To study the distribution of the thiopurine methyltransferase (TPMT) genotype among azathioprine (Aza)-tolerant and -intolerant patients with various disorders, and to investigate a possible relationship with the Aza metabolite levels.

Methods

Forty-six Aza-tolerant and six Aza-intolerant patients had the TPMT genotype distribution determined using a polymerase chain reaction (PCR) assay and the forty-six Aza-tolerant patients had the Aza metabolite levels determined using a high-pressure liquid chromatography (HPLC) analysis.

Results

One non-functional TPMT mutant allele was demonstrated in 2 of the 46 Aza-tolerant patients (4.4%) and one or two non-functional mutant alleles in 2 of the 6 Aza-intolerant patients (33.3%).
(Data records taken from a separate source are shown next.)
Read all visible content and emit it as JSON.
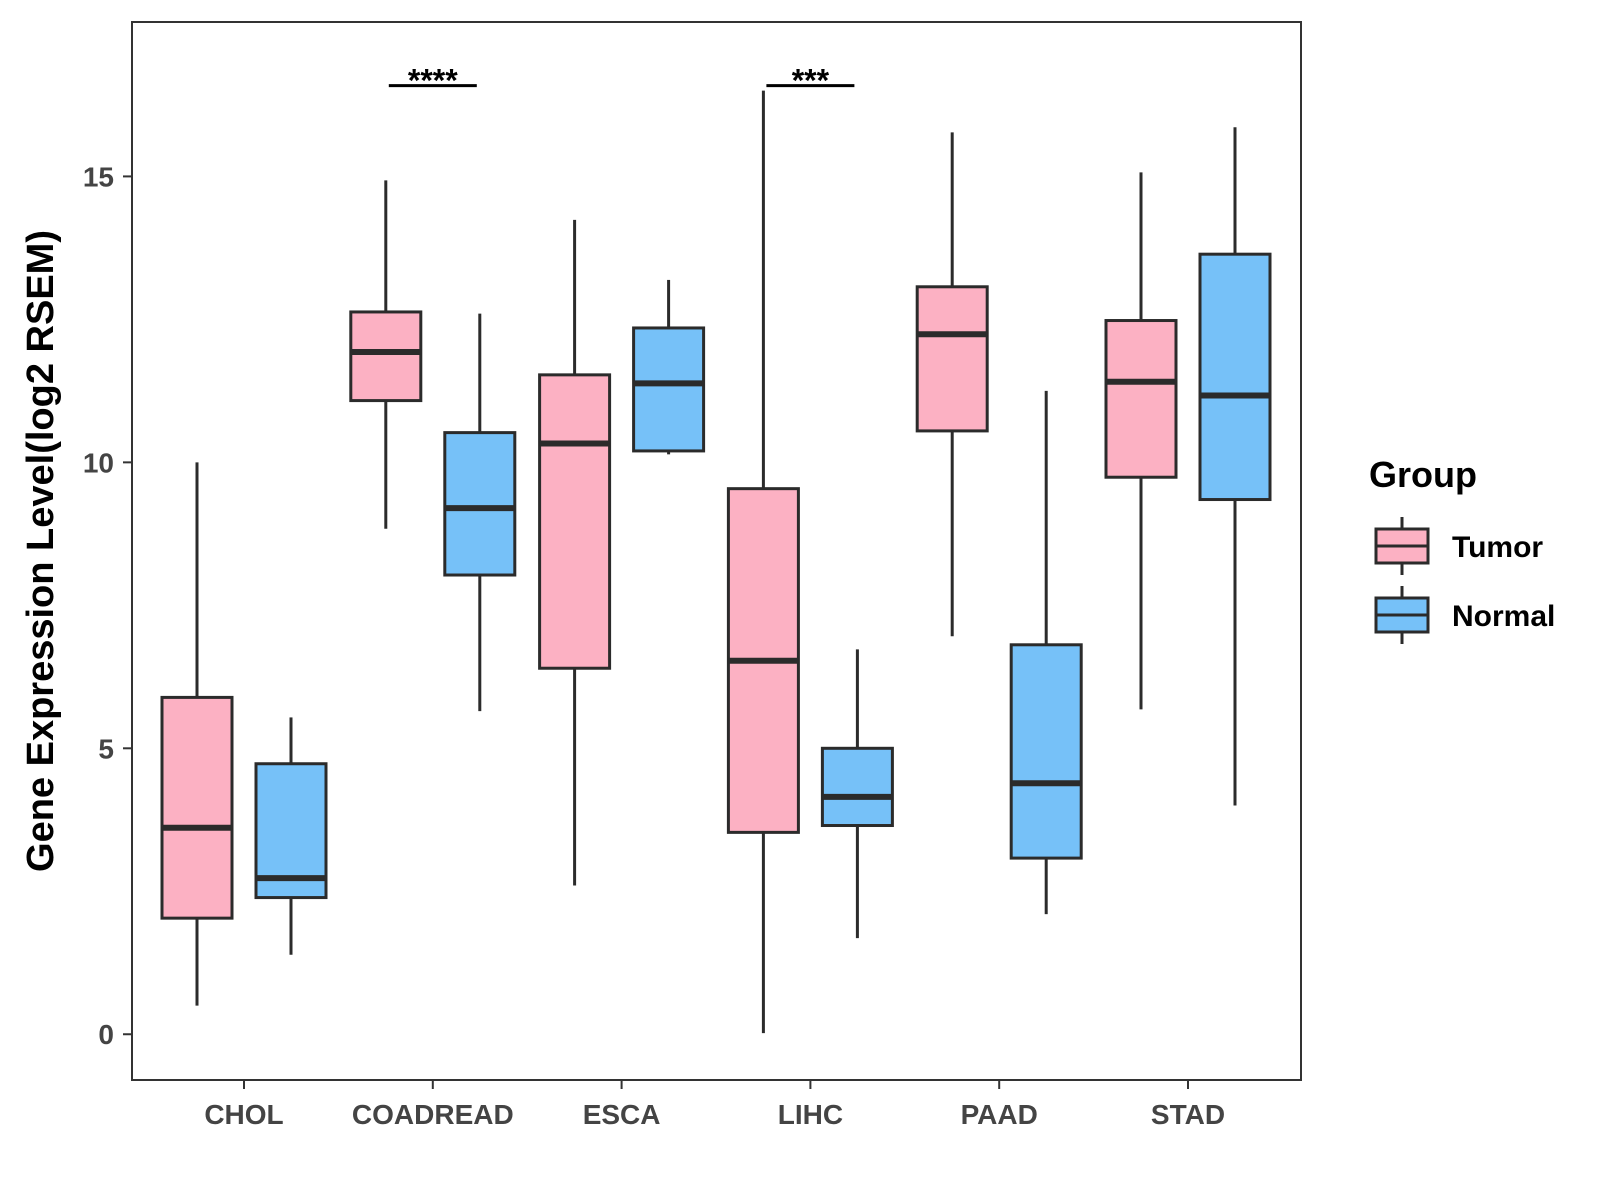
{
  "chart_data": {
    "type": "boxplot",
    "title": "",
    "xlabel": "",
    "ylabel": "Gene Expression Level(log2 RSEM)",
    "ylim": [
      -0.8,
      17.7
    ],
    "yticks": [
      0,
      5,
      10,
      15
    ],
    "categories": [
      "CHOL",
      "COADREAD",
      "ESCA",
      "LIHC",
      "PAAD",
      "STAD"
    ],
    "legend": {
      "title": "Group",
      "position": "right",
      "entries": [
        {
          "name": "Tumor",
          "color": "#fcb1c3"
        },
        {
          "name": "Normal",
          "color": "#76c1f8"
        }
      ]
    },
    "series": [
      {
        "name": "Tumor",
        "color": "#fcb1c3",
        "boxes": [
          {
            "category": "CHOL",
            "min": 0.5,
            "q1": 2.03,
            "median": 3.61,
            "q3": 5.89,
            "max": 10.0
          },
          {
            "category": "COADREAD",
            "min": 8.84,
            "q1": 11.08,
            "median": 11.93,
            "q3": 12.63,
            "max": 14.93
          },
          {
            "category": "ESCA",
            "min": 2.6,
            "q1": 6.4,
            "median": 10.33,
            "q3": 11.53,
            "max": 14.24
          },
          {
            "category": "LIHC",
            "min": 0.02,
            "q1": 3.53,
            "median": 6.53,
            "q3": 9.54,
            "max": 16.5
          },
          {
            "category": "PAAD",
            "min": 6.96,
            "q1": 10.55,
            "median": 12.24,
            "q3": 13.07,
            "max": 15.77
          },
          {
            "category": "STAD",
            "min": 5.68,
            "q1": 9.74,
            "median": 11.41,
            "q3": 12.48,
            "max": 15.07
          }
        ]
      },
      {
        "name": "Normal",
        "color": "#76c1f8",
        "boxes": [
          {
            "category": "CHOL",
            "min": 1.39,
            "q1": 2.39,
            "median": 2.73,
            "q3": 4.73,
            "max": 5.54
          },
          {
            "category": "COADREAD",
            "min": 5.65,
            "q1": 8.03,
            "median": 9.2,
            "q3": 10.52,
            "max": 12.6
          },
          {
            "category": "ESCA",
            "min": 10.14,
            "q1": 10.2,
            "median": 11.38,
            "q3": 12.35,
            "max": 13.19
          },
          {
            "category": "LIHC",
            "min": 1.68,
            "q1": 3.65,
            "median": 4.15,
            "q3": 5.0,
            "max": 6.73
          },
          {
            "category": "PAAD",
            "min": 2.1,
            "q1": 3.08,
            "median": 4.39,
            "q3": 6.81,
            "max": 11.25
          },
          {
            "category": "STAD",
            "min": 4.0,
            "q1": 9.35,
            "median": 11.17,
            "q3": 13.64,
            "max": 15.86
          }
        ]
      }
    ],
    "annotations": [
      {
        "category": "COADREAD",
        "label": "****",
        "y": 16.5
      },
      {
        "category": "LIHC",
        "label": "***",
        "y": 16.5
      }
    ]
  }
}
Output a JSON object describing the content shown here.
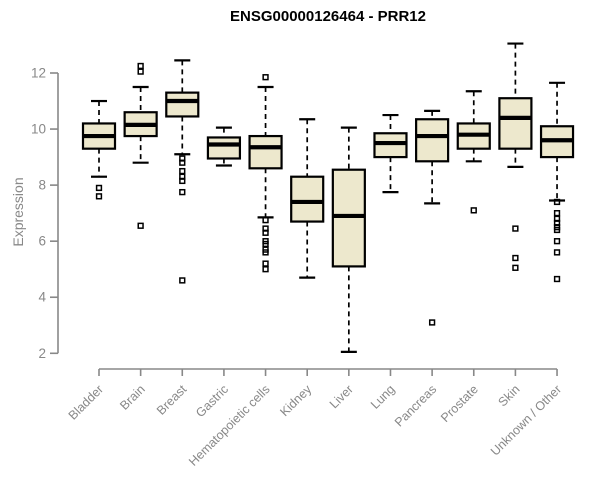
{
  "chart_data": {
    "type": "boxplot",
    "title": "ENSG00000126464 - PRR12",
    "ylabel": "Expression",
    "xlabel": "",
    "y_ticks": [
      2,
      4,
      6,
      8,
      10,
      12
    ],
    "ylim": [
      1.7,
      13.3
    ],
    "grid": false,
    "legend": "none",
    "categories": [
      "Bladder",
      "Brain",
      "Breast",
      "Gastric",
      "Hematopoietic cells",
      "Kidney",
      "Liver",
      "Lung",
      "Pancreas",
      "Prostate",
      "Skin",
      "Unknown / Other"
    ],
    "series": [
      {
        "name": "Bladder",
        "low": 8.3,
        "q1": 9.3,
        "median": 9.75,
        "q3": 10.2,
        "high": 11.0,
        "outliers": [
          7.9,
          7.6
        ]
      },
      {
        "name": "Brain",
        "low": 8.8,
        "q1": 9.75,
        "median": 10.15,
        "q3": 10.6,
        "high": 11.5,
        "outliers": [
          12.25,
          12.05,
          6.55
        ]
      },
      {
        "name": "Breast",
        "low": 9.1,
        "q1": 10.45,
        "median": 11.0,
        "q3": 11.3,
        "high": 12.45,
        "outliers": [
          8.95,
          8.8,
          8.5,
          8.3,
          8.15,
          7.75,
          4.6
        ]
      },
      {
        "name": "Gastric",
        "low": 8.7,
        "q1": 8.95,
        "median": 9.45,
        "q3": 9.7,
        "high": 10.05,
        "outliers": []
      },
      {
        "name": "Hematopoietic cells",
        "low": 6.85,
        "q1": 8.6,
        "median": 9.35,
        "q3": 9.75,
        "high": 11.5,
        "outliers": [
          11.85,
          6.75,
          6.45,
          6.3,
          6.0,
          5.9,
          5.7,
          5.6,
          5.2,
          5.0
        ]
      },
      {
        "name": "Kidney",
        "low": 4.7,
        "q1": 6.7,
        "median": 7.4,
        "q3": 8.3,
        "high": 10.35,
        "outliers": []
      },
      {
        "name": "Liver",
        "low": 2.05,
        "q1": 5.1,
        "median": 6.9,
        "q3": 8.55,
        "high": 10.05,
        "outliers": []
      },
      {
        "name": "Lung",
        "low": 7.75,
        "q1": 9.0,
        "median": 9.5,
        "q3": 9.85,
        "high": 10.5,
        "outliers": []
      },
      {
        "name": "Pancreas",
        "low": 7.35,
        "q1": 8.85,
        "median": 9.75,
        "q3": 10.35,
        "high": 10.65,
        "outliers": [
          3.1
        ]
      },
      {
        "name": "Prostate",
        "low": 8.85,
        "q1": 9.3,
        "median": 9.8,
        "q3": 10.2,
        "high": 11.35,
        "outliers": [
          7.1
        ]
      },
      {
        "name": "Skin",
        "low": 8.65,
        "q1": 9.3,
        "median": 10.4,
        "q3": 11.1,
        "high": 13.05,
        "outliers": [
          6.45,
          5.4,
          5.05
        ]
      },
      {
        "name": "Unknown / Other",
        "low": 7.45,
        "q1": 9.0,
        "median": 9.6,
        "q3": 10.1,
        "high": 11.65,
        "outliers": [
          7.4,
          7.0,
          6.8,
          6.65,
          6.5,
          6.4,
          6.0,
          5.6,
          4.65
        ]
      }
    ],
    "colors": {
      "box_fill": "#EDE8CD",
      "box_stroke": "#000000",
      "median": "#000000",
      "whisker": "#000000",
      "axis": "#888888",
      "tick_label": "#888888",
      "title": "#000000",
      "background": "#FFFFFF"
    }
  }
}
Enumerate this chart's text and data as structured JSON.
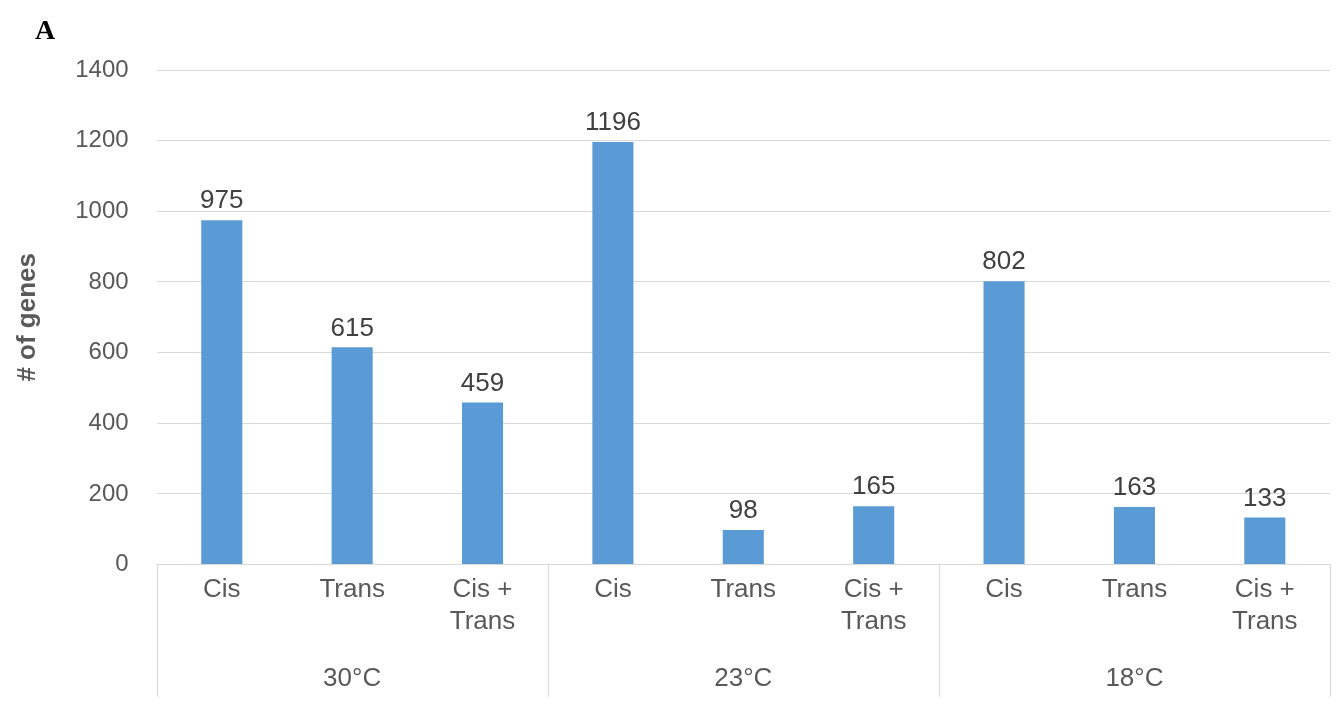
{
  "chart_data": {
    "type": "bar",
    "ylabel": "# of genes",
    "categories": [
      "Cis",
      "Trans",
      "Cis + Trans",
      "Cis",
      "Trans",
      "Cis + Trans",
      "Cis",
      "Trans",
      "Cis + Trans"
    ],
    "values": [
      975,
      615,
      459,
      1196,
      98,
      165,
      802,
      163,
      133
    ],
    "color": "#5b9bd5",
    "ylim": [
      0,
      1400
    ],
    "yticks": [
      0,
      200,
      400,
      600,
      800,
      1000,
      1200,
      1400
    ],
    "grid": "y",
    "legend": false,
    "data_labels": true,
    "annotations": [
      "A",
      "30°C",
      "23°C",
      "18°C"
    ]
  }
}
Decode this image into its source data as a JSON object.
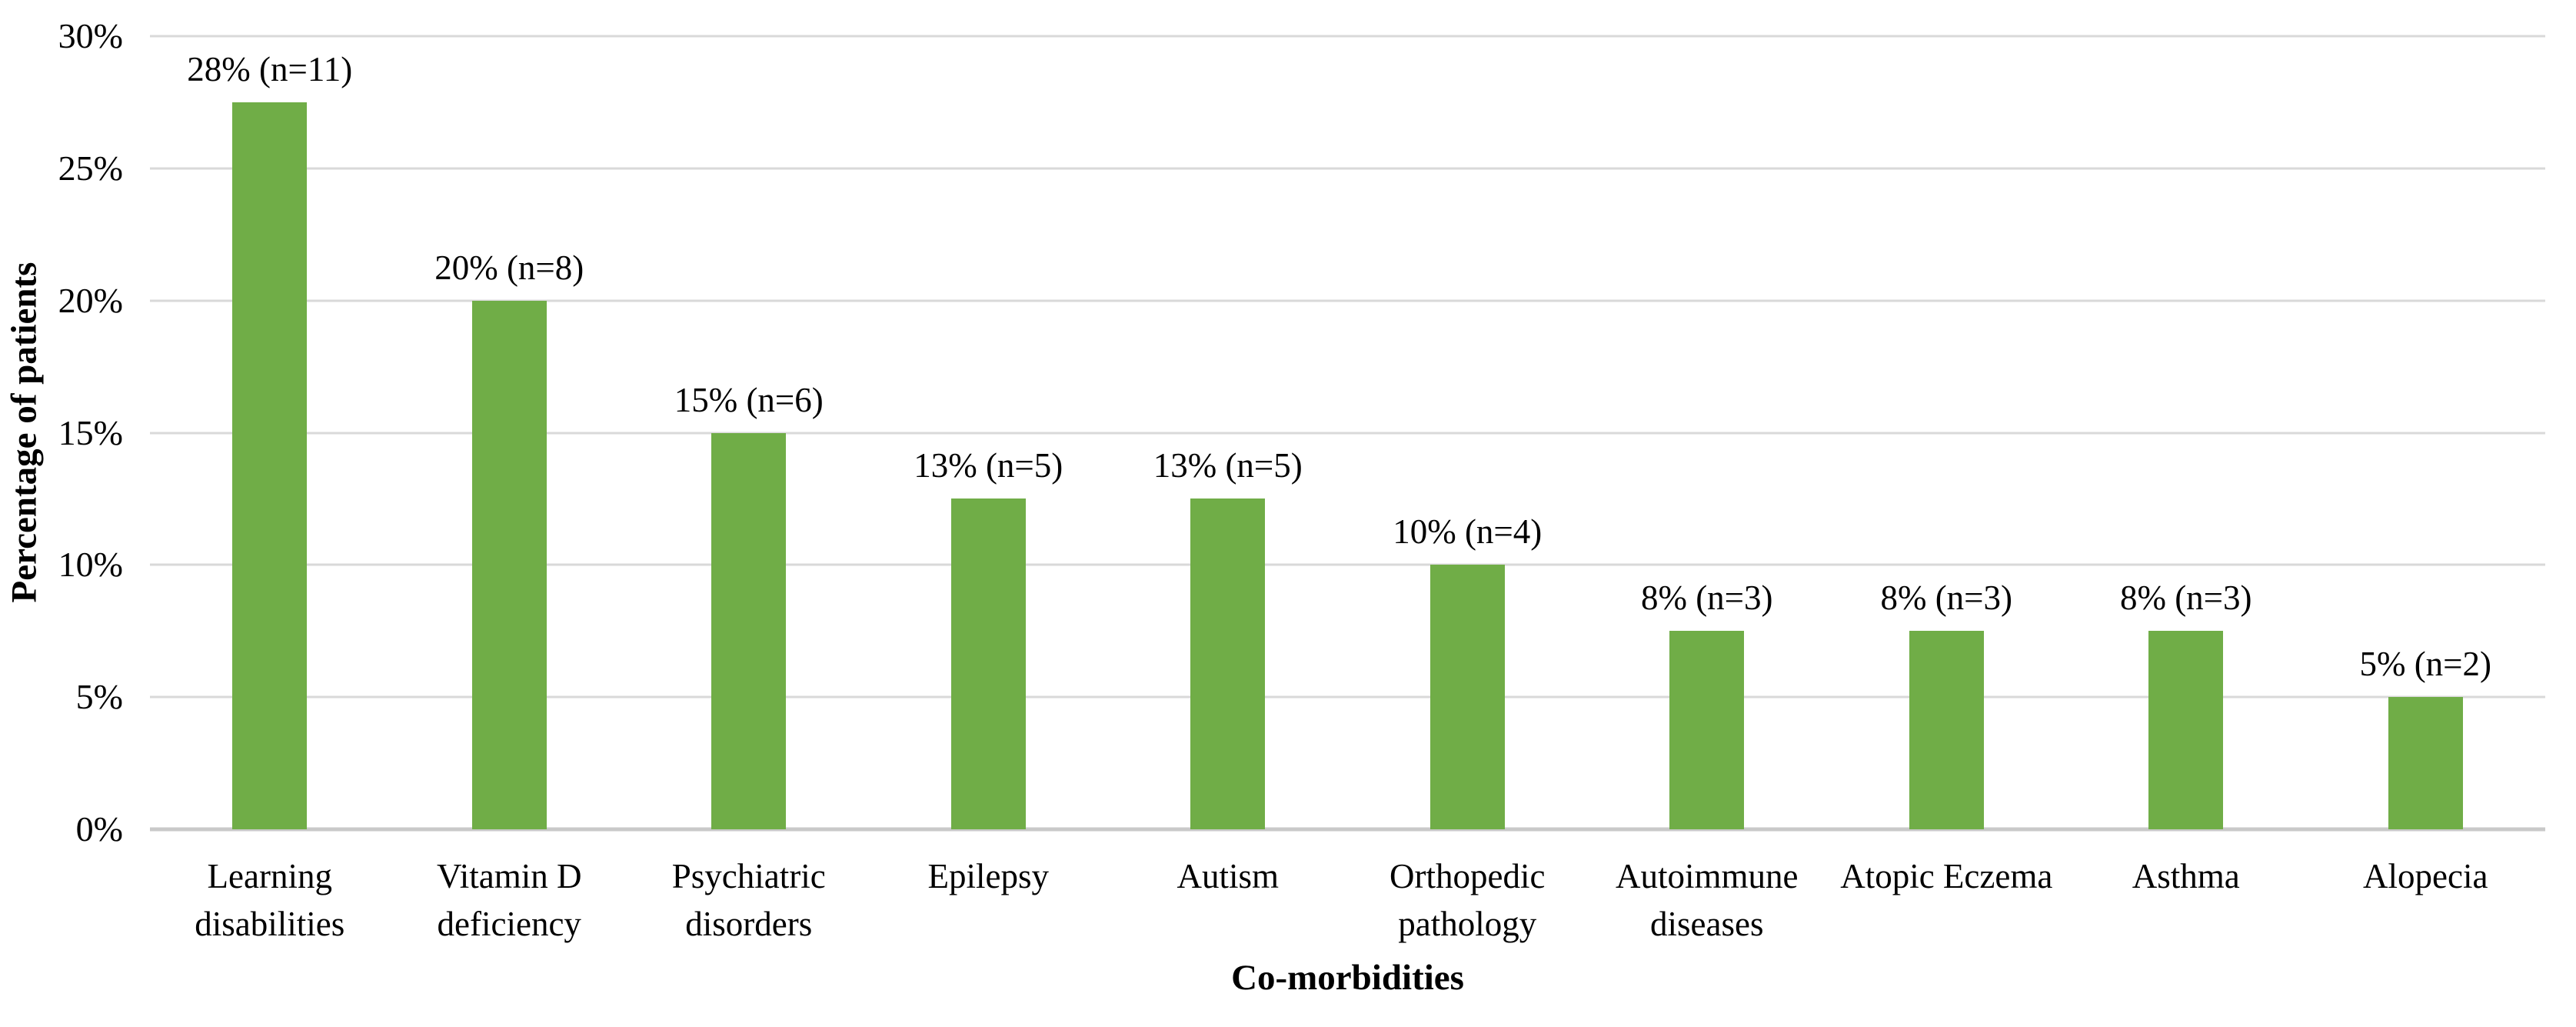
{
  "chart_data": {
    "type": "bar",
    "title": "",
    "xlabel": "Co-morbidities",
    "ylabel": "Percentage of patients",
    "categories": [
      "Learning\ndisabilities",
      "Vitamin D\ndeficiency",
      "Psychiatric\ndisorders",
      "Epilepsy",
      "Autism",
      "Orthopedic\npathology",
      "Autoimmune\ndiseases",
      "Atopic Eczema",
      "Asthma",
      "Alopecia"
    ],
    "values": [
      28,
      20,
      15,
      13,
      13,
      10,
      8,
      8,
      8,
      5
    ],
    "n_values": [
      11,
      8,
      6,
      5,
      5,
      4,
      3,
      3,
      3,
      2
    ],
    "bar_labels": [
      "28% (n=11)",
      "20% (n=8)",
      "15% (n=6)",
      "13% (n=5)",
      "13% (n=5)",
      "10% (n=4)",
      "8% (n=3)",
      "8% (n=3)",
      "8% (n=3)",
      "5% (n=2)"
    ],
    "bar_heights_pct": [
      27.5,
      20,
      15,
      12.5,
      12.5,
      10,
      7.5,
      7.5,
      7.5,
      5
    ],
    "ylim": [
      0,
      30
    ],
    "ytick_step": 5,
    "ytick_labels": [
      "0%",
      "5%",
      "10%",
      "15%",
      "20%",
      "25%",
      "30%"
    ],
    "grid": "horizontal-gridlines-on",
    "legend": "none",
    "colors": {
      "bar": "#70AD47",
      "gridline": "#D9D9D9",
      "axis_line": "#C9C9C9",
      "text": "#000000",
      "background": "#FFFFFF"
    }
  }
}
Of the 4 patients, with one or two non-functional mutant alleles 2 (50%) were intolerant to Aza compared with 4 of the 48 patients (8.3%) with no mutations detected. The time to hepatotoxicity did not differ significantly between the 2 patients with one or two non-functional mutant alleles and the remaining 3 patients (P=0.5). The TPMT genotype distribution differed slightly in the three different categories of disorders (P=0.05). The median E-6-TGN level among the 2 TPMT heterozygous patients was 275 pmol/8×108 RBC (range 240–310), whereas the remaining 44 patients had a median E-6-TGN level of 110 pmol/8×108 RBC (range 0–440) (P=0.07).

Conclusion

Although TPMT genotyping cannot be recommended on behalf of the present study, it is to be expected that half of the patients with one or two non-functional TPMT mutant alleles will develop Aza intolerance leading to withdrawal of therapy. Thus, clinicians may anticipate about 5% of the patients to develop intolerance to Aza therapy solely for that reason.